Well, I think it would be better to change the tablesample methods as
you previously proposed, so that they are actually stable. But if
that's not possible, then when you (or someone) makes the core planner
able to consider such matters, you could add a CUSTOM_PATH_UNSTABLE
flag that a custom path can use to notify the core system about the
problem. Then tablesample methods that are unstable can set the flag
and those that are stable are not penalized. Presumably we'll end up
with such a flag in the tablesample-path anyway, and a separate flag
in every kind of future scan that needs similar consideration. If we
put it in some piece of infrastructure (like the custom-path stuff)
that is reusable, we could avoid reinventing the wheel every time.
Or, taking the example of a GpuScan node, it's essentially impossible
to persuade the planner to delegate any expensive function calculations,
aggregates, etc to such a node; much less teach it that that way is cheaper
than doing such things the usual way. So yeah, KaiGai-san may have a
module that does a few things with a GPU, but it's far from doing all or
even very much of what one would want.
It's true that there are things he can't do this way, but without the
custom-scan stuff, he'd be able to do even less.
Now, as part of the upper-planner-rewrite business that I keep hoping to
get to when I'm not riding herd on bad patches, it's likely that we might
have enough new infrastructure soon that that particular problem could
be solved. But there would just be another problem after that; a likely
example is not having adequate statistics, or sufficiently fine-grained
function cost estimates, to be able to make valid choices once there's
more than one way to do such calculations. (I'm not really impressed by
"the GPU is *always* faster" approaches.) Significant improvements of
that sort are going to take core-code changes.
Probably, but giving people the ability to experiment outside core,
even if it's limited, often leads to good things. And when it
doesn't, it doesn't really cost us anything.
Even worse, if there do get to be any popular custom-scan extensions,
we'll break them anytime we make any nontrivial planner changes, because
there is no arms-length API there. A trivial example is that even adding
or changing any fields in struct Path will necessarily break custom scan
providers, because they build Paths for themselves with no interposed API.
I agree that will happen, but I don't care.

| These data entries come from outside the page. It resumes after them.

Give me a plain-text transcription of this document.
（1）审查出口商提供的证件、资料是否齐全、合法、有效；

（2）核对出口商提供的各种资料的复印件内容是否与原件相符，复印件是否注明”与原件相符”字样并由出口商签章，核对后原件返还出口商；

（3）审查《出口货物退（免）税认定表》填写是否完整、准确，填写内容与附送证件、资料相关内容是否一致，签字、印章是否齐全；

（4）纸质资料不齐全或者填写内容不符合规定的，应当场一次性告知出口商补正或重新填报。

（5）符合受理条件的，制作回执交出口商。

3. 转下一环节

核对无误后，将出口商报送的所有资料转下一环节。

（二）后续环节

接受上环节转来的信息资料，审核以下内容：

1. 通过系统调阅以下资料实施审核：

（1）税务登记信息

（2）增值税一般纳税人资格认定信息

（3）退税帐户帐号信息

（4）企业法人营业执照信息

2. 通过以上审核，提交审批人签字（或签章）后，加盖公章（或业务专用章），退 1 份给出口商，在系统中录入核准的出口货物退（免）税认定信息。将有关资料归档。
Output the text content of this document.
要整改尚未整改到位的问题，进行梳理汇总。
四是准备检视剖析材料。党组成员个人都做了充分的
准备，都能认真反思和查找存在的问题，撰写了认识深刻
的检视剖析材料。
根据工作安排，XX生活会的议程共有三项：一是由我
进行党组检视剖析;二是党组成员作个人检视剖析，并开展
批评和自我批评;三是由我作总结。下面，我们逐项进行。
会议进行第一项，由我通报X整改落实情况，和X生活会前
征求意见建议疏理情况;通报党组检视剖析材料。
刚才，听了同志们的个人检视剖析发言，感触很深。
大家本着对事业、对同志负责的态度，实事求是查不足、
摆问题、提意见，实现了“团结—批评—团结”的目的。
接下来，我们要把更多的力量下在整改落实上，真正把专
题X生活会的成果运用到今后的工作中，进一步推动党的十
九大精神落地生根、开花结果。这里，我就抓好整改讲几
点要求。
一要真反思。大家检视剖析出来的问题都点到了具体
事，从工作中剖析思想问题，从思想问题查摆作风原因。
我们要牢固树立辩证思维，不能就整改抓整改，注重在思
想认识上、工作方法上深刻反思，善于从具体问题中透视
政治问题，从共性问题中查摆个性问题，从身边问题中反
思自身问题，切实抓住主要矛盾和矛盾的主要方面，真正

This happens all the
time, and every person other than yourself who has commented on this
issue has said that they'd rather have an API exposed that will later
get whacked around without warning than have no API exposed at all,
not just with respect to custom-paths, but with a whole variety of
other things as well, like sticking PGDLLIMPORT on all of the
variables that back GUCs. It is really far more tedious to try to
work around the lack of a PGDLLIMPORT marking (which causes a huge
annoyance now) than to adjust the code if and when somebody changes
something about the GUC (which causes a small annoyance later, and
only if there actually are changes).
In large part this is the same as my core concern about the TABLESAMPLE
patch: exposing dubiously-designed APIs is soon going to force us to make
choices between breaking those APIs or not being able to make changes we
need to make. In the case of custom scans, I will not be particularly
sad when (not if) we break custom scan providers; but in other cases such
tradeoffs are going to be harder to make.
I'll vote for meaningful forward progress over refusing to change the
API in every single case. I don't think I'll be remotely alone.